I don't really remember much from that first week or much after that to tell the truth. Everything was such a blur...
My sisters, aunt and best friend flew out to be with me. I thank God for them. People drove from 2 or more hours away. People brought food. If something was needed, boom! it was there. Every day there were people at my house, offering things, praying, food, etc. I had never had so many people in my house at one time.
My pastor came and asked about services. I didn't understand why I had to do this. I was 45 years old and I had to talk about "services" for my two daughters! Are you kidding me? This couldn't be real. I just did this two weeks prior for my ex-husband, and now two weeks, 13 days later!! I was making arrangements for my daughters??
I think I kind of walked around and talked to people without really "being there," you know? They wanted pictures for a slideshow. Someone else had to pick out the pictures, it was too hard to do. Pictures of my beautiful girls, happy, smiling and laughing and now they weren't here.

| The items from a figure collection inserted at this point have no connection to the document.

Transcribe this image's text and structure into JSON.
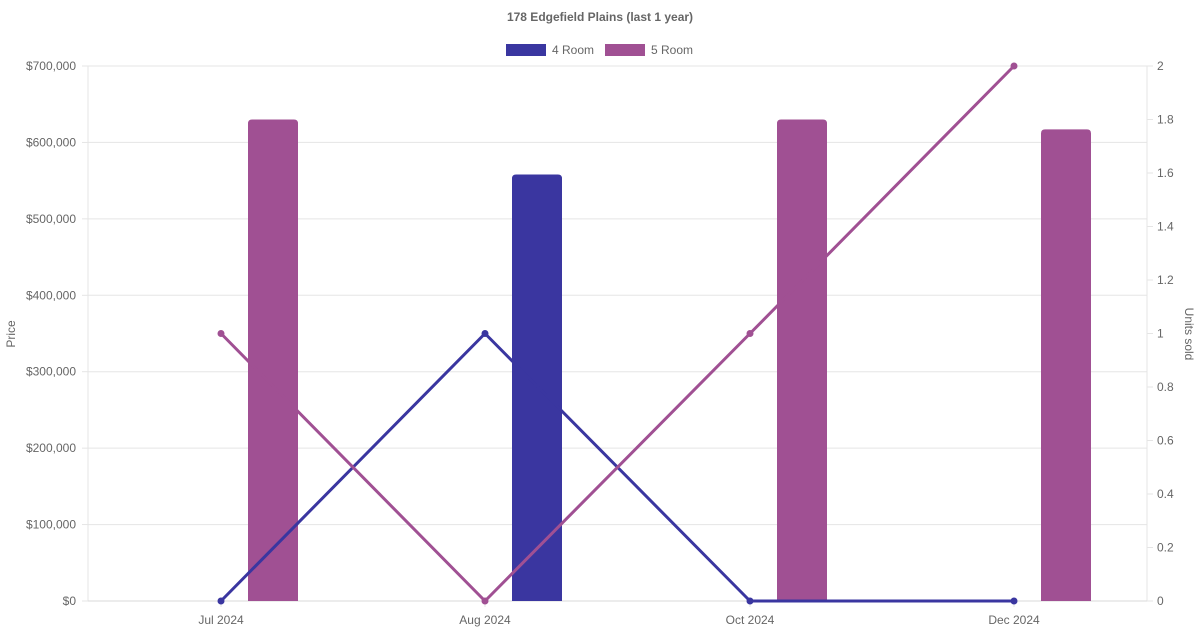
{
  "chart_data": {
    "type": "bar",
    "title": "178 Edgefield  Plains (last 1 year)",
    "categories": [
      "Jul 2024",
      "Aug 2024",
      "Oct 2024",
      "Dec 2024"
    ],
    "legend": {
      "placement": "top-center"
    },
    "series": [
      {
        "name": "4 Room",
        "color": "#3a36a0",
        "price": [
          null,
          558000,
          null,
          null
        ],
        "units_sold": [
          0,
          1,
          0,
          0
        ]
      },
      {
        "name": "5 Room",
        "color": "#a05093",
        "price": [
          630000,
          null,
          630000,
          617000
        ],
        "units_sold": [
          1,
          0,
          1,
          2
        ]
      }
    ],
    "y_left": {
      "label": "Price",
      "range": [
        0,
        700000
      ],
      "ticks": [
        "$0",
        "$100,000",
        "$200,000",
        "$300,000",
        "$400,000",
        "$500,000",
        "$600,000",
        "$700,000"
      ]
    },
    "y_right": {
      "label": "Units sold",
      "range": [
        0,
        2
      ],
      "ticks": [
        "0",
        "0.2",
        "0.4",
        "0.6",
        "0.8",
        "1",
        "1.2",
        "1.4",
        "1.6",
        "1.8",
        "2"
      ]
    },
    "grid": true
  }
}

I remember telling him that I wanted him to do the service, his wife to sing with our worship leader, our associate pastor to say a prayer and our youth leader to talk about the girls. I remember wanting it at our church because I love our church, Daniella and Gabi loved our church, and I remember thinking that for some people, it might be the first time they had ever stepped foot in a church, and I wanted them to feel the love that we did when we were there.
There was a candle light vigil that week, I'm not sure which day exactly and I don't really know who arranged it. I remember being there and listening to a lady who was saying things that she was "Gabi's other mother" and that Gabi "lived with them most of the time, etc". I remember wanting to smack her. Who the heck was this woman?? Turned out she was a mom of one of Gabi's friends and she was full of delusions. Gabi never lived with this family and Gabi had ONE mom, how dare she?? Especially to say those kinds of things with me standing right there!! This woman made me more upset than the fact that my own mother never came out during all of this, or go to the services, etc.
But all those feelings went away when after the vigil, kids started coming up to me. Young kids that the girls went to school with. Some I knew, some I didn't. Kids crying on my shoulder, sobbing. One boy in particular came to me and I just held him as he was sobbing...God bless him. I know this boy as a jokester, a "cool" kid, and he was so upset, he just touched my heart.
Kids were shaking from the cold and from crying, and I wanted to hold every single one of them. I thanked them for coming and told them to go home and warm up. These were kids who loved my daughters and were in shock. God bless them. Kids who wrote "D, G, L" inside of a heart on their hands in remembrance. Kids who made memorial t-shirts and helped with fundraisers. We have some amazing, wonderful kids in this town and they shined during this time.
I had my sisters, my best friend and my aunt; I had these kids here and I had my church family and they are the ones who loved on my family and held me up during this time, and that is who I needed with me. I will be forever grateful.